В торгпредстве в какой-то момент вечера меня действительно вызывают к телефону. Вхожу в специальную комнату. Там какие-то посольские чиновники с суровыми лицами. Подают мне трубку, а другую трубку от того же телефона без всякого стеснения подносит к уху чиновник. Это звонок Ирен: «С днем рождения!» Моя система переброса звонков сработала превосходно. Отвечаю тусклым голосом что-то вялое, боясь спровоцировать ее на любое лишнее слово. Кое-как этот фальшивый разговор кончается. После чего со мной уже начинается настоящий разговор: кто такая? где, когда и при каких условиях познакомились? бывали ли у нее дома? И т. д.
К счастью, через некоторое время меня вызывают к телефону снова. На этот раз уже из Москвы. Друзья отпраздновали у меня дома мой день рождения. Мое присутствие им для этого совершенно не требуется. В Москве на два часа больше, поэтому они все уже достигли очень продвинутой фазы – настолько, что на Центральном телеграфе, куда они ввалились, чтобы устроить этот звонок, им приходится иметь дело с милицией. Сказать они ничего членораздельного мне уже не могут; вырывают трубку друг у друга, для большей доходчивости используют русский лексикон в полном объеме. Чиновник слушает и в этот раз, но теперь уже скорее с одобрением. Даже чуть-чуть размякает от приятной отечественной атмосферы и свободной словесности. Я уже не выгляжу в его глазах таким несомненно чуждым элементом.
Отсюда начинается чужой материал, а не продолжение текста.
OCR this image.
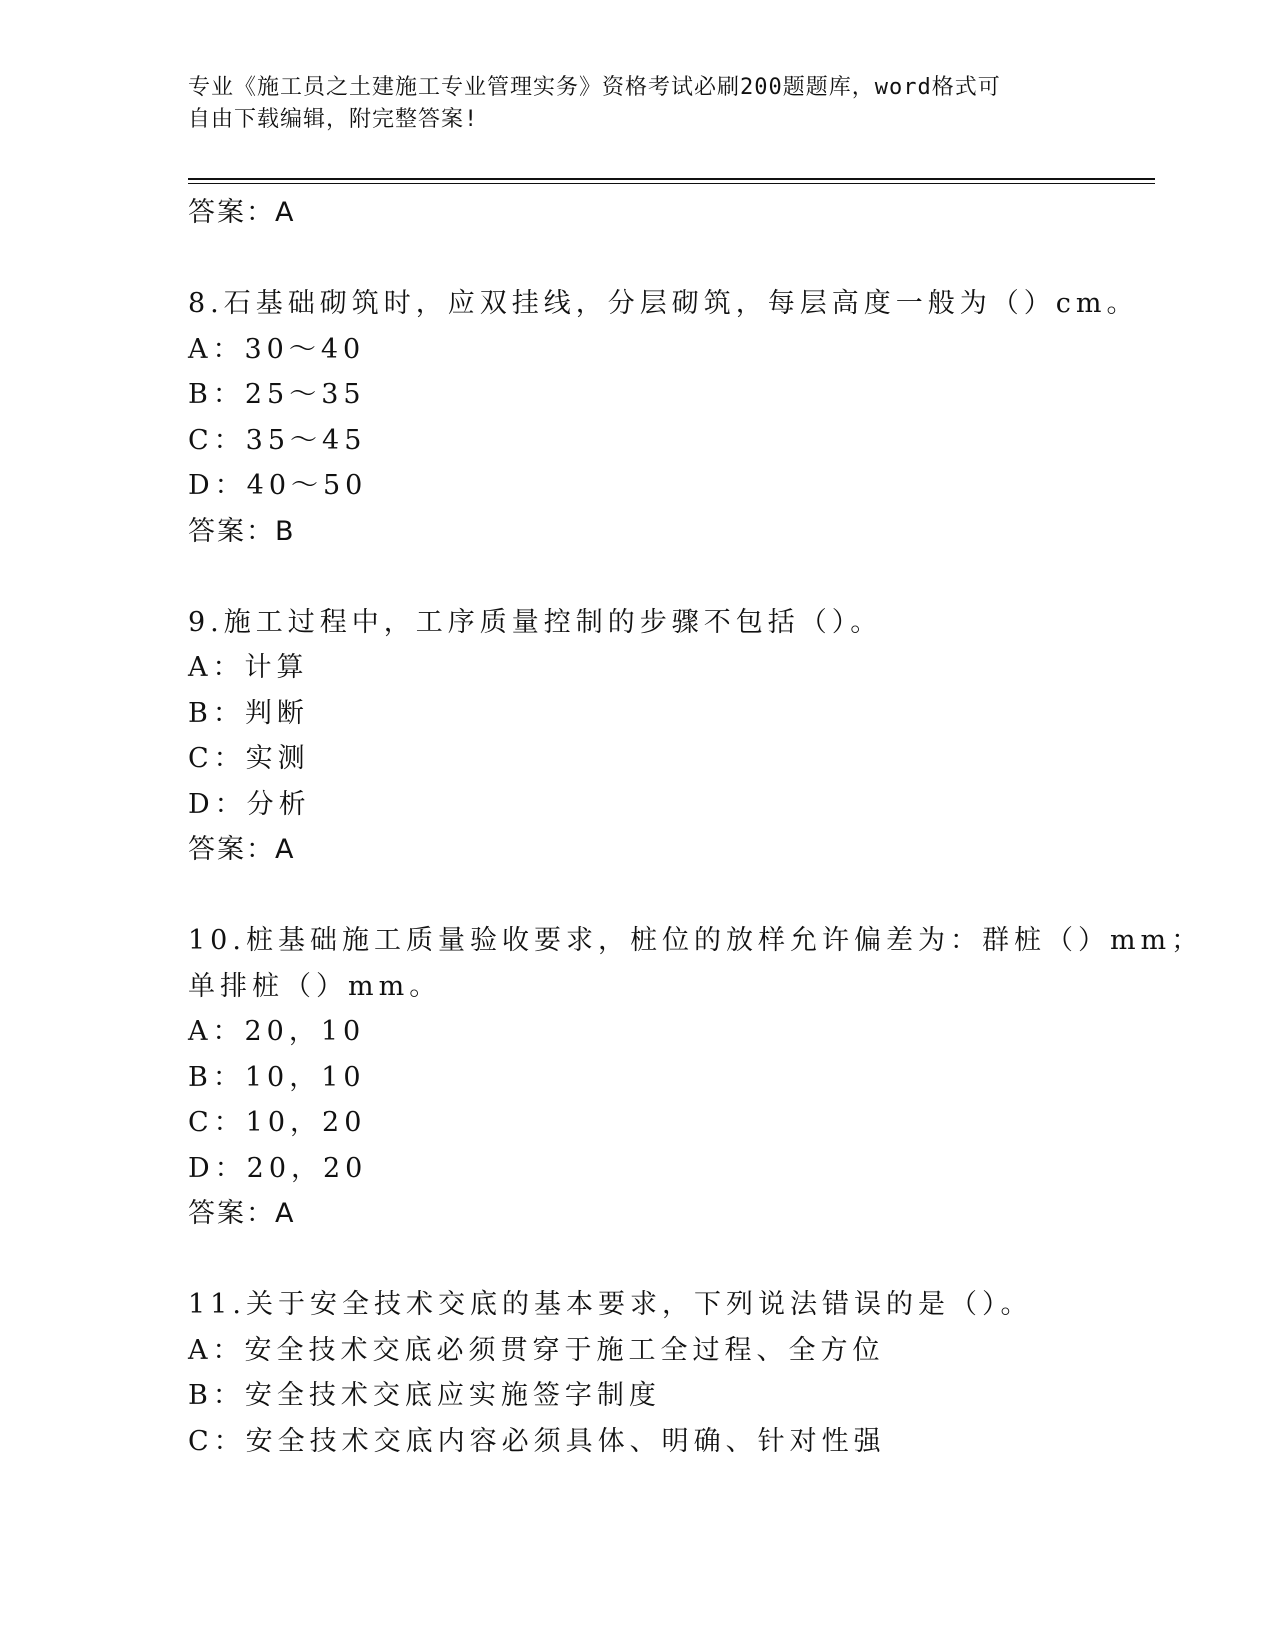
专业《施工员之土建施工专业管理实务》资格考试必刷200题题库，word格式可
自由下载编辑，附完整答案!
答案：A
8.石基础砌筑时，应双挂线，分层砌筑，每层高度一般为（）cm。
A：30～40
B：25～35
C：35～45
D：40～50
答案：B
9.施工过程中，工序质量控制的步骤不包括（）。
A：计算
B：判断
C：实测
D：分析
答案：A
10.桩基础施工质量验收要求，桩位的放样允许偏差为：群桩（）mm；
单排桩（）mm。
A：20，10
B：10，10
C：10，20
D：20，20
答案：A
11.关于安全技术交底的基本要求，下列说法错误的是（）。
A：安全技术交底必须贯穿于施工全过程、全方位
B：安全技术交底应实施签字制度
C：安全技术交底内容必须具体、明确、针对性强
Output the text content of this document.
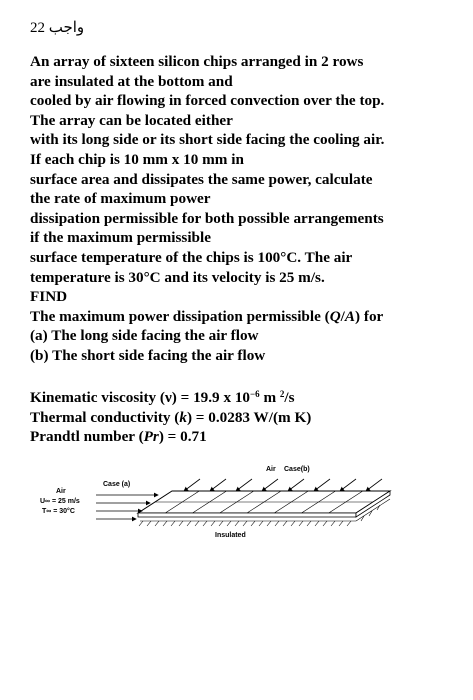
واجب 22

An array of sixteen silicon chips arranged in 2 rows

are insulated at the bottom and

cooled by air flowing in forced convection over the top.

The array can be located either

with its long side or its short side facing the cooling air.

If each chip is 10 mm x 10 mm in

surface area and dissipates the same power, calculate

the rate of maximum power

dissipation permissible for both possible arrangements

if the maximum permissible

surface temperature of the chips is 100°C. The air

temperature is 30°C and its velocity is 25 m/s.

FIND

The maximum power dissipation permissible (Q/A) for

(a) The long side facing the air flow

(b) The short side facing the air flow

Kinematic viscosity (ν) = 19.9 x $10^{-6}$ m $^2$/s

Thermal conductivity (k) = 0.0283 W/(m K)

Prandtl number (Pr) = 0.71

Case (a)
Air Case(b)
Air
U∞ = 25 m/s
T∞ = 30°C
Insulated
7 мая. Кино: «Les portes de la nuit» Марселя Карне. Очень понравилось. Очень в его духе.
Понедельник 13 мая. Вечер у Мартине с Ельмслевом и Куриловичем, приехавшими на несколько дней в Париж. Разговоры не запомнились.
Возвращаемся из Sceaux на RER втроем: Курилович, Эви Поке (с которой мы вместе слушаем Мартине) и я. Разговор идет какой-то вполне пустой; о лингвистике Куриловичу говорить не хочется. Собираюсь, как обычно, сойти на Luxembourg. Эви вдруг мне шепчет: «Не сходи, поедем дальше – проводи меня». Разумеется, остаюсь, хотя и удивлен: такое совершенно не в обычаях Латинского квартала. Прощаемся с Куриловичем, остаемся вдвоем. «В чем дело?» – спрашиваю. «Я боялась с ним остаться tête-à-tête». Имела ли она уже возможность убедиться в его намерениях или только предполагала, она мне толком не объяснила. (Тогда, конечно, мне это по молодости показалось страшной чушью. Очень уж мастит был Курилович; но вообще-то ему было только 62 года. И не меньше того меня поразило, с какой легкостью Эви видела в нем не мэтра, а пана. Комбинация, конечно, была неудачная: Эви была полная противоположность расхожему мнению о молодых француженках – искренняя, деликатная, немножко стеснительная и совершенно не тертая.)